Ce texte est placé en introduction des numéros 16 et 17 de la bibliothèque verte de leur site web et consiste en une présentation des deux auteurs.

Ce texte est reproduit ici :

On a rencontré notre premier « municipaliste », il y a deux ans, lors d’une réunion d’opposants au « développement » (industriel et économique). Sévère, excédé, le type nous faisait la leçon avec un brin d’agacement comme s’il était fâché d’être là et de perdre son temps avec nous. Allez savoir, c’est peut-être ce qui marche avec les Kurdes du Rojava, nous on respecte les différences culturelles. Après on a compris que le type, comme tous les militants, copiait le maître - Murray Bookchin (1921-2006) - un authentique judéo-bolchevique de la bonne époque (quoique né à New York), longuement et stupidement communiste, stalinien puis trotskyste, avant de virer anarchiste (hum) et d’étendre à la dégradation du monde et de ses habitants, une analyse anticapitaliste mâtinée d’anti-industrialisme. Aujourd’hui, on dirait « écosocialisme » et il s’agit toujours de théoriciens marxistes et/ou trotskystes (Michael Löwy, Daniel Tanuro, Razmig Keucheyan, Andreas Malm, etc.), faisant grand tapage autour du « Capitalocène », afin de taire le Technocène.
Ceci dit, mis à part ses pulsions hégémonistes (on ne se remet jamais tout-à-fait d’un dressage bolchevique), Bookchin a eu son moment d’utilité lorsqu’il a publié Notre environnement synthétique (juin 1962) - une percée anti-industrielle qui a précédé de quelques mois le Printemps silencieux de Rachel Carson - avant de sombrer finalement dans les illusions d’une technologie émancipatrice - c’est-à-dire émancipée du capitalisme. Le bonhomme a fait aussi des entrechats dialectiques entre nature et culture qui devraient lui valoir les faveurs des néo-animistes, farouches ennemis de ces dualismes qui nous ont fait tant de mal.

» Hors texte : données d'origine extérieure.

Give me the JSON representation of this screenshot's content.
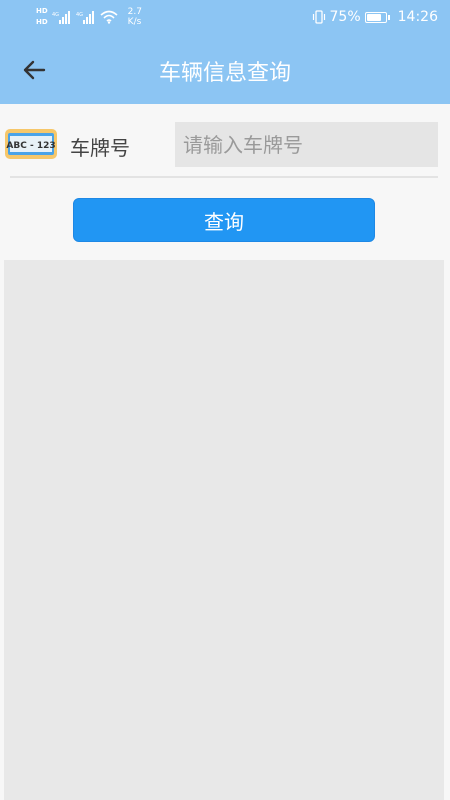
{
  "status_bar": {
    "hd_label_1": "HD",
    "hd_label_2": "HD",
    "net_speed_value": "2.7",
    "net_speed_unit": "K/s",
    "battery": "75%",
    "time": "14:26"
  },
  "header": {
    "title": "车辆信息查询",
    "back_icon": "back-arrow-icon"
  },
  "form": {
    "plate_icon_text": "ABC - 123",
    "plate_label": "车牌号",
    "plate_placeholder": "请输入车牌号",
    "plate_value": ""
  },
  "actions": {
    "query_label": "查询"
  },
  "colors": {
    "header_bg": "#8cc5f3",
    "button_bg": "#2196f3",
    "results_bg": "#e8e8e8"
  }
}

Bref, si vous voulez rire, lisez plutôt Edward Abbey (1927-1989), son contemporain et double moqueur. Egalement anarchiste - et même fin connaisseur, mais indemne de toute séquelle communiste, plutôt dans la veine beatnick, genre Bukowski élevé à la ferme, lecteur de Whitman, ivrogne, coureur, bourlingueur, écrivain, prof de fac et inspirateur des éco-saboteurs d’Earth First !
Bookchin est à l’est. Abbey est à l’ouest. Bookchin veut mettre le prolétariat aux commandes de la Machine. Abbey veut détruire la Machine - et le prolétariat. Abbey défend la sauvagerie parce qu’il éprouve comme nous le lien entre nature et liberté. C’est la servitude volontaire qu’il combat, tout autant que l’amour du pouvoir. Que celui-ci s’achève dans le capitalisme ou le communisme l’indiffère, puisque dans tous les cas c’est le système technocratique qui s’étend. Bookchin (et les bookchinistes), a beaucoup fulminé et vitupéré contre Abbey : raciste, sexiste, arrogant, grossier, etc. Abbey a beaucoup ri, et fait rire, de Bookchin (notamment dans Le retour du gang). Ils se sont aussi retrouvés quelquefois à la même table et autour de quelques idées. A vous de faire le tri.

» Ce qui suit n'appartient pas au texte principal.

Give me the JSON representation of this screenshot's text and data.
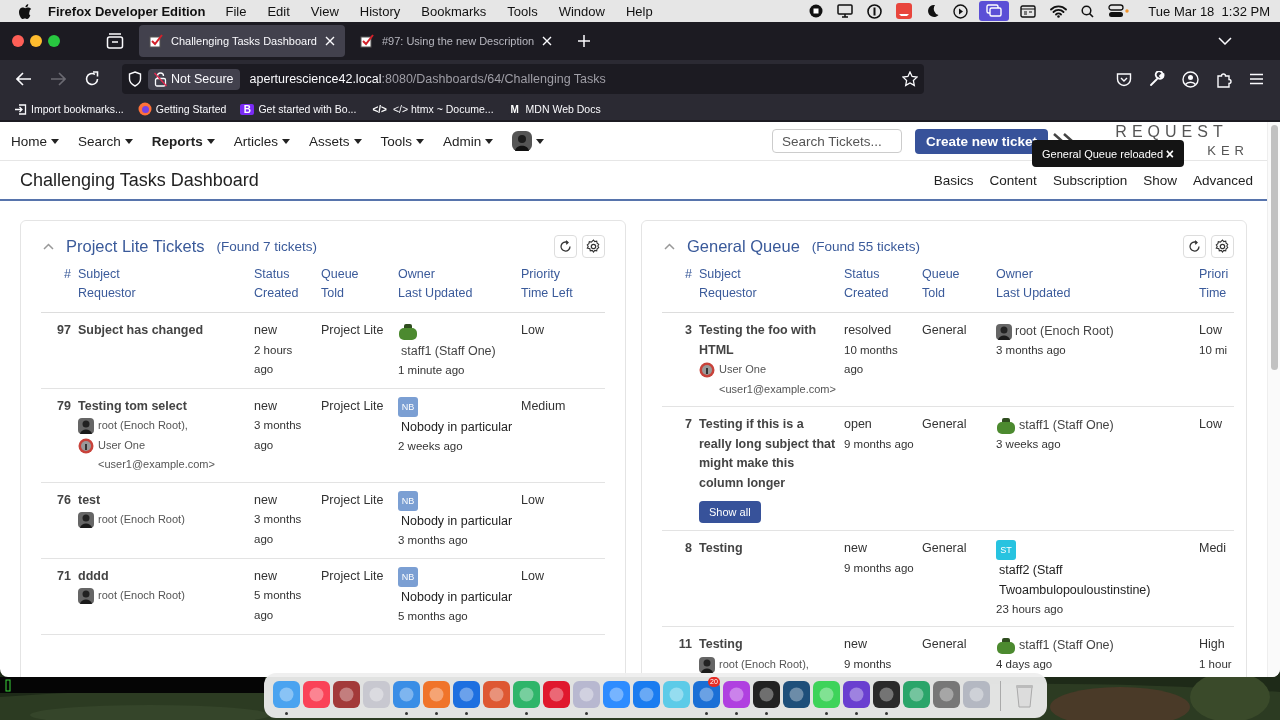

Bien entendu, nombre de thèses de Bookchin sont critiquables, à commencer par celles relatives au « municipalisme libertaire » qui recycle pas mal d’illusions sur le fédéralisme américain des pères fondateurs de l’Union. Mais, là, entre les mains de PMO and C°, il est question de prendre prétexte des limites de Bookchin pour calomnier, mine de rien, les tendances radicales aux USA, au point de le traiter de « judéo-bolchevique » et pour faire l’apologie, via Abbey, des tendances les plus réactionnaires de la Deep Ecology. Trop, c’est trop ! Jusqu’à quand des révolutionnaires présumés vont-ils continuer à traiter de pareilles crapules comme des « camarades » fréquentables ?

Deux auteurs du site Ecologie sociale ont également réagie à ce texte en mai 2021 :

On savait que « Pièces et main-d’œuvre » cultivait une technophobie aussi fanatique et bornée que la technolâtrie qu’ils combattent, mais pour ma part, du moins, je ne les situais pas dans une extrême-droite – anti-sémite ? Outre les mensonges (« Bookchin veut mettre le prolétariat aux commandes de la machine ») ou les semi-mensonges (Bookchin n’a été membre d’une organisation du PC que brièvement pendant son adolescence) on appréciera le « judéo-bolchévique »... Ça pue, non ?
Je veux croire que R. Garcia n’avait pas lu ce préambule lorsqu’il a fourni sa copie à la « bibliothèque verte » de P&M-O...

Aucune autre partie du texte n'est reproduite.